The expansion tracker (globalExpansionTracker) records every macro expansion. A companion browser extension can show:

  • What each component compiled to (before/after)
  • Which effects are active and their current state
  • The reactive dependency graph
  • Which DOM nodes update when a signal changes

IDE Support

The existing VSCode extension (packages/vscode/) provides:

  • Syntax highlighting for html and css tagged templates
  • Autocomplete inside templates (element names, attributes, components)
  • Go-to-definition through macro expansions
  • Inline type display for Fx error and requirement types
  • Red squiggles for non-exhaustive match before you even build

Implementation Roadmap

Phase 1: Foundation (Template + Reactivity)

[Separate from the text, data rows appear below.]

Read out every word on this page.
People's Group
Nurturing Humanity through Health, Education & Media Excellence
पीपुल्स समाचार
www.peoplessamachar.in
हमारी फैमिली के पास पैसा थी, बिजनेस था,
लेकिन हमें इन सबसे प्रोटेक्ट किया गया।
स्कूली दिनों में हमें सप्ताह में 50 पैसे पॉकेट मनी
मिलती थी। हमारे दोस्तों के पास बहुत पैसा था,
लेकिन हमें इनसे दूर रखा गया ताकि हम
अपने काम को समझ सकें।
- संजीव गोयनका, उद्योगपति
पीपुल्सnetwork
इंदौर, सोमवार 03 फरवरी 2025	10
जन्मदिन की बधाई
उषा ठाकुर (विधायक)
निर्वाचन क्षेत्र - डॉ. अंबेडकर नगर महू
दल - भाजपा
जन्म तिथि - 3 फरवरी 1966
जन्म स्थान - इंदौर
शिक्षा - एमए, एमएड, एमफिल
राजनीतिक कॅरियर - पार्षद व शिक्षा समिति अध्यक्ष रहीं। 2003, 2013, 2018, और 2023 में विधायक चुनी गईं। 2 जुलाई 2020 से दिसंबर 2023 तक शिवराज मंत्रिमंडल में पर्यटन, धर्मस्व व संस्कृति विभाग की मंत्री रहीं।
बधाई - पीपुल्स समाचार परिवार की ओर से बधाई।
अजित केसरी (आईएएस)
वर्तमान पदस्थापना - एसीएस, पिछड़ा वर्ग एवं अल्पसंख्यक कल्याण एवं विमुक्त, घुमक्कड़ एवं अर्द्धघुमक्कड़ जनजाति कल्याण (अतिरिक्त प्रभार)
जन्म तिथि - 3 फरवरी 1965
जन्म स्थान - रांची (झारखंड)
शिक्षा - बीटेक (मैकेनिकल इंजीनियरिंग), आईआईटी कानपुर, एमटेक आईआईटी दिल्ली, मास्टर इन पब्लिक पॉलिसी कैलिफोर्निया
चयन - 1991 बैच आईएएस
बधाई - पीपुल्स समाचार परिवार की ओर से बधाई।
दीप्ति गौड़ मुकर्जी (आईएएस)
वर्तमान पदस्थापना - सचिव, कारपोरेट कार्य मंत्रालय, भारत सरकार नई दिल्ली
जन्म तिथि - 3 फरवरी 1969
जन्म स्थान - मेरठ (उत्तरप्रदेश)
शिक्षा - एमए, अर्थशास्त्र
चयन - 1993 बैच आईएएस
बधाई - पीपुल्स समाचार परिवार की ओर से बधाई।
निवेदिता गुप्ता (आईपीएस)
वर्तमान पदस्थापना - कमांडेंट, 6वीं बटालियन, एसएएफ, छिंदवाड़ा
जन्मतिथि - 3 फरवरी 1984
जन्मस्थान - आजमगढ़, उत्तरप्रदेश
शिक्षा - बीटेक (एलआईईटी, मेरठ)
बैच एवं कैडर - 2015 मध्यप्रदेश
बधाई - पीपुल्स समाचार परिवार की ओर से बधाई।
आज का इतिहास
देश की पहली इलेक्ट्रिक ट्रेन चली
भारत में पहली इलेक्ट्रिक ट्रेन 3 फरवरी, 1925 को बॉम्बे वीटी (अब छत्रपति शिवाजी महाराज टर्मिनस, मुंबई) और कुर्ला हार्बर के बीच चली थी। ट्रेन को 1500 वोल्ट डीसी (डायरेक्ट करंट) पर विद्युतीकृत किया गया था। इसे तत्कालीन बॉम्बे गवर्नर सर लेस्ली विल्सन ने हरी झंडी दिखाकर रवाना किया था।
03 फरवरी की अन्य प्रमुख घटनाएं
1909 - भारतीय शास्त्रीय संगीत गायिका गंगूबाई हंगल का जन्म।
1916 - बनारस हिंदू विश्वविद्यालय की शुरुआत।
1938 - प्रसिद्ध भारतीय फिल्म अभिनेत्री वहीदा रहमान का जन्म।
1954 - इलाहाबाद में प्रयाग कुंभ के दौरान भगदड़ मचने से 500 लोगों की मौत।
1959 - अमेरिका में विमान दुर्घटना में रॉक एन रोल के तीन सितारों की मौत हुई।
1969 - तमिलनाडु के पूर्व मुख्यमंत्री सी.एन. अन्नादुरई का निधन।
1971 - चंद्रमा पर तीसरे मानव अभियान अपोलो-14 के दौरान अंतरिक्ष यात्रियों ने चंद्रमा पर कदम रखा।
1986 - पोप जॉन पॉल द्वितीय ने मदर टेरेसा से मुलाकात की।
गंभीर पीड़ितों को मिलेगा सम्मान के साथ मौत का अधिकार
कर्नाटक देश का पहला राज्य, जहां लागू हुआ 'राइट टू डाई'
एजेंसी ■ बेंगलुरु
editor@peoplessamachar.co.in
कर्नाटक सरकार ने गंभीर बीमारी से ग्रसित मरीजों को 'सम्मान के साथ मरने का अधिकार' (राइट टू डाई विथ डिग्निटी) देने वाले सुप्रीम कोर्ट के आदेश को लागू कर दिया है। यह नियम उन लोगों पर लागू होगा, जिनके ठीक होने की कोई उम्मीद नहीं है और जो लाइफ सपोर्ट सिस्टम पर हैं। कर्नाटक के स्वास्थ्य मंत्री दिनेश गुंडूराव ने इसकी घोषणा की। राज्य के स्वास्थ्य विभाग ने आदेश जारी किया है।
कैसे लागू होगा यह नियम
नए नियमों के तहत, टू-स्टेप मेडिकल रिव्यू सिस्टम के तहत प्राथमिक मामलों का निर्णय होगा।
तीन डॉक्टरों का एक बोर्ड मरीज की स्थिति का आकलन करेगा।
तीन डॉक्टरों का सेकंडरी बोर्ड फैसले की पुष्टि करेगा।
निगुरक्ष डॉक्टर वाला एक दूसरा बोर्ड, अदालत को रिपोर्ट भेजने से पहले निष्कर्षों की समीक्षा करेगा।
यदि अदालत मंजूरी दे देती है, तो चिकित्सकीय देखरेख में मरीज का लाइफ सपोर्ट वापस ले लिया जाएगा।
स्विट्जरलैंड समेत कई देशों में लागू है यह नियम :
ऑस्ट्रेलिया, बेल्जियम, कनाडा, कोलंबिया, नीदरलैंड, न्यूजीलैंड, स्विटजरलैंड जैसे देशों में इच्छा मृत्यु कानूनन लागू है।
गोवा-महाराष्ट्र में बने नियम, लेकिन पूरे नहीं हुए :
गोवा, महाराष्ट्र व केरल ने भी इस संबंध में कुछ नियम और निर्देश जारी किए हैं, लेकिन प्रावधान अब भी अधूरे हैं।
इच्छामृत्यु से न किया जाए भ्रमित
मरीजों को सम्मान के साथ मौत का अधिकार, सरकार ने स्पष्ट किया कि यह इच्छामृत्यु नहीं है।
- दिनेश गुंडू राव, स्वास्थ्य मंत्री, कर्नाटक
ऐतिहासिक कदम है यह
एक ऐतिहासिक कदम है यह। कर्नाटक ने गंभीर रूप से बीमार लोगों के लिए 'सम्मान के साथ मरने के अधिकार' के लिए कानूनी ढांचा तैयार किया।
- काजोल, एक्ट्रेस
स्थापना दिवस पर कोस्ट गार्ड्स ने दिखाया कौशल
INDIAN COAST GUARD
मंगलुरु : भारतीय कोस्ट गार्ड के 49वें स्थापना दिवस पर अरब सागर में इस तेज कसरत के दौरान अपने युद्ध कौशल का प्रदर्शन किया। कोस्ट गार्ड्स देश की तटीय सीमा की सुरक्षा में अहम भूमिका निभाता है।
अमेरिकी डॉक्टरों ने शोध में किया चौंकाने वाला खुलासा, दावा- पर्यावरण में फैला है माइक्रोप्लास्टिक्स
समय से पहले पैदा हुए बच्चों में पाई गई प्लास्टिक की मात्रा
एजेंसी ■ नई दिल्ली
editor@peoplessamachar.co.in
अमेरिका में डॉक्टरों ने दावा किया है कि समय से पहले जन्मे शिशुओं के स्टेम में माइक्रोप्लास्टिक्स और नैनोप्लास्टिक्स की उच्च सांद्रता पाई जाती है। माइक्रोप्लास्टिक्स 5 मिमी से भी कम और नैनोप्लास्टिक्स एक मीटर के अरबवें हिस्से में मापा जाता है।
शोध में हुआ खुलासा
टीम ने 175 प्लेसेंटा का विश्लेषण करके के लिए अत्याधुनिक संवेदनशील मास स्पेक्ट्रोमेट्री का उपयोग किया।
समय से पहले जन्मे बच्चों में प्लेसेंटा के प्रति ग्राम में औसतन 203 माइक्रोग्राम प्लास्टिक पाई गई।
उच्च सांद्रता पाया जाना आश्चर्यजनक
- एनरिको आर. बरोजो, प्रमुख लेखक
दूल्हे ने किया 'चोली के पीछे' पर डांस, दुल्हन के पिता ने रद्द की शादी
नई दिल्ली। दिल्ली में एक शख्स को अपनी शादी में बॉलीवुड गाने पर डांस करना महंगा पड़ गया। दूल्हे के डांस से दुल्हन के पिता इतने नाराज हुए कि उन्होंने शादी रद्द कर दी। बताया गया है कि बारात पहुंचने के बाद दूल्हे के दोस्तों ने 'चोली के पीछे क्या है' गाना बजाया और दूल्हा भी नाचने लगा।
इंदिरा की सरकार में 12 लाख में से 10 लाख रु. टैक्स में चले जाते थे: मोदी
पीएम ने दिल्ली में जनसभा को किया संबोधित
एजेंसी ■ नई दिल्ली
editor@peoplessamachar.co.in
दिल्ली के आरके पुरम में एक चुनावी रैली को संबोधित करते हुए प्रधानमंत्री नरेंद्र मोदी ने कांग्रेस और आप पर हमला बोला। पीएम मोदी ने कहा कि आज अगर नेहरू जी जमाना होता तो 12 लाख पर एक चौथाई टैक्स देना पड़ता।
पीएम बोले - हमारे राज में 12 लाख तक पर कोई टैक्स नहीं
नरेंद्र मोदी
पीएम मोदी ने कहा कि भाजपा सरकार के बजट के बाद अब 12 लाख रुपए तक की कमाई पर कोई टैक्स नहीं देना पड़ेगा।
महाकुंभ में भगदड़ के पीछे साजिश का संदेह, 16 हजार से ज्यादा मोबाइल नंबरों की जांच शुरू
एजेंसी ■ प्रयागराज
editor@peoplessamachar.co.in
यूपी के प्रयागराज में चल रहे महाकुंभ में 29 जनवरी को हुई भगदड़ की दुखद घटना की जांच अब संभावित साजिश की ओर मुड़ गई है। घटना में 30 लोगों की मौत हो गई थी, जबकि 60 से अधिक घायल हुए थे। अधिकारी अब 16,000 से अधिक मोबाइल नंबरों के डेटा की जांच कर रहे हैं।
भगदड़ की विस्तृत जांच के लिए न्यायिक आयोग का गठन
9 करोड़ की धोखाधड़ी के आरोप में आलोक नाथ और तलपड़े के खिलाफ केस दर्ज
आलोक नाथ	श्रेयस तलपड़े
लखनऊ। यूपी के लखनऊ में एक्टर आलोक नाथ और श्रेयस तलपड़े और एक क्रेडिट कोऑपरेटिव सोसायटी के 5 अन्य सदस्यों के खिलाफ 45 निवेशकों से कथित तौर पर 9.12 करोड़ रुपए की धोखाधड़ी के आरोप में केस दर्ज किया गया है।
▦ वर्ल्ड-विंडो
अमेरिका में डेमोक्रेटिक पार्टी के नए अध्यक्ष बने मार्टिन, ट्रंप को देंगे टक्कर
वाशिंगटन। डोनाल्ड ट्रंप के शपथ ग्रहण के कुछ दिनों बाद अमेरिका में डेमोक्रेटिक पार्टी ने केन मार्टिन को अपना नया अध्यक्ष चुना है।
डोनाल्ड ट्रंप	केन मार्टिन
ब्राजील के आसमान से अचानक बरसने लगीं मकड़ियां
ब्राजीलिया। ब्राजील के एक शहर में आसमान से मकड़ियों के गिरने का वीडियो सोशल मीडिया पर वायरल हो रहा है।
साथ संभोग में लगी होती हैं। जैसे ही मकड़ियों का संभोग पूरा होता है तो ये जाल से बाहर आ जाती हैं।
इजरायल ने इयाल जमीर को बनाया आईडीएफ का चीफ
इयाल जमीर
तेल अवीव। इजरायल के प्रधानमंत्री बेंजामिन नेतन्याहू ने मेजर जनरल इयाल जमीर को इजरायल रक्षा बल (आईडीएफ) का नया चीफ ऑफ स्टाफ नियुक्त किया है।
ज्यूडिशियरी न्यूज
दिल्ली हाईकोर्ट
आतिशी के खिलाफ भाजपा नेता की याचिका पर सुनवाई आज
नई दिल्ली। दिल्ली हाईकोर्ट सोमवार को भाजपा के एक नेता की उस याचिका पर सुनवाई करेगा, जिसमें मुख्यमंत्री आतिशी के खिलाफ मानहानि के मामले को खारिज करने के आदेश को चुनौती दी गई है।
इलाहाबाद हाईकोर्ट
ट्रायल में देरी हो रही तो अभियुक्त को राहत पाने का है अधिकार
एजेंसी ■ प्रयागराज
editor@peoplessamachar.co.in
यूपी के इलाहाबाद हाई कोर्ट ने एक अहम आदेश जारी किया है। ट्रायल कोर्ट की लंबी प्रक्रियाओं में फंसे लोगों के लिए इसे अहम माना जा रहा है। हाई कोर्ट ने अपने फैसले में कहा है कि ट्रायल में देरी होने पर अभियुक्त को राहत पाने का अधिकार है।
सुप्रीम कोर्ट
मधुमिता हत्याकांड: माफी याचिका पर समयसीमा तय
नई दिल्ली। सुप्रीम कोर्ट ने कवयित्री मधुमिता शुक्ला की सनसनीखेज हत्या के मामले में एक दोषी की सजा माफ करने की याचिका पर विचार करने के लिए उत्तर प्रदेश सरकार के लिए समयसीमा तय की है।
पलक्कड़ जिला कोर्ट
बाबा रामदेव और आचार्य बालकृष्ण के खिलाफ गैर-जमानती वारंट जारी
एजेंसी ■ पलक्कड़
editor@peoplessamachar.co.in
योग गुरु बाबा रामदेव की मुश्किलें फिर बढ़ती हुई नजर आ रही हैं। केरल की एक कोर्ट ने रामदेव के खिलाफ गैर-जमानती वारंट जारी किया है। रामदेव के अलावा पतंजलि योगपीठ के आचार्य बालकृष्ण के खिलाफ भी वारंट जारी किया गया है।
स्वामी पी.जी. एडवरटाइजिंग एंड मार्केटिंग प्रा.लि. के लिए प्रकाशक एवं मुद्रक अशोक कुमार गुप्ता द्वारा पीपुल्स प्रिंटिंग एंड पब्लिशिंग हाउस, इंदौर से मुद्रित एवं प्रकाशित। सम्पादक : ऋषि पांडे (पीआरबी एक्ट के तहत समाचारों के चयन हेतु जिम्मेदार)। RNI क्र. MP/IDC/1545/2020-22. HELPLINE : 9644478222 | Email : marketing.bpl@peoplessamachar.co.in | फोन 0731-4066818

  • [ ] component($ => { }) builder pattern (TS-compatible)
  • [ ] html tagged template macro — parse HTML, emit DOM creation code
  • [ ] Reactive rewriting — detect signals in templates, emit fine-grained effects
  • [ ] css tagged template macro with CssProcessor typeclass
  • [ ] Minimal reactive runtime: signal, effect, batch (~2KB)

Phase 2: Effect System

  • [ ] Fx<A, E, R> type with error and requirement tracking
  • [ ] fx(function*() { }) generator-based do-notation (TS-compatible)
  • [ ] Service resolution via summon<>() with specialize() inlining
  • [ ] resource() bridge between Fx and reactive system
  • [ ] Error recovery with exhaustive checking

Phase 3: Extended Syntax Layer (Opt-In)

  • [ ] Preprocessor syntax block registration API
  • [ ] fx { } — do-notation sugar
  • [ ] match expr { } — pattern matching sugar
  • [ ] component Name { } — declarative component syntax
  • [ ] VSCode language service plugin

Phase 4: Server Integration

  • [ ] @cfgAttr("server") / @cfgAttr("client") code splitting
  • [ ] Auto-generated RPC stubs for server functions
  • [ ] formAction() with validation and progressive enhancement
  • [ ] SSR with streaming

Phase 5: Ecosystem

  • [ ] store() — shared reactive state
  • [ ] Router macro — compile-time route tree
  • [ ] DevTools browser extension
  • [ ] Migration guides from React / Svelte / Vue

Phase 6: Advanced

  • [ ] Islands architecture — partial hydration
  • [ ] View transitions API integration
  • [ ] Database integration via ConnectionIO
  • [ ] Real-time via WebSocket effects

Released under the MIT License.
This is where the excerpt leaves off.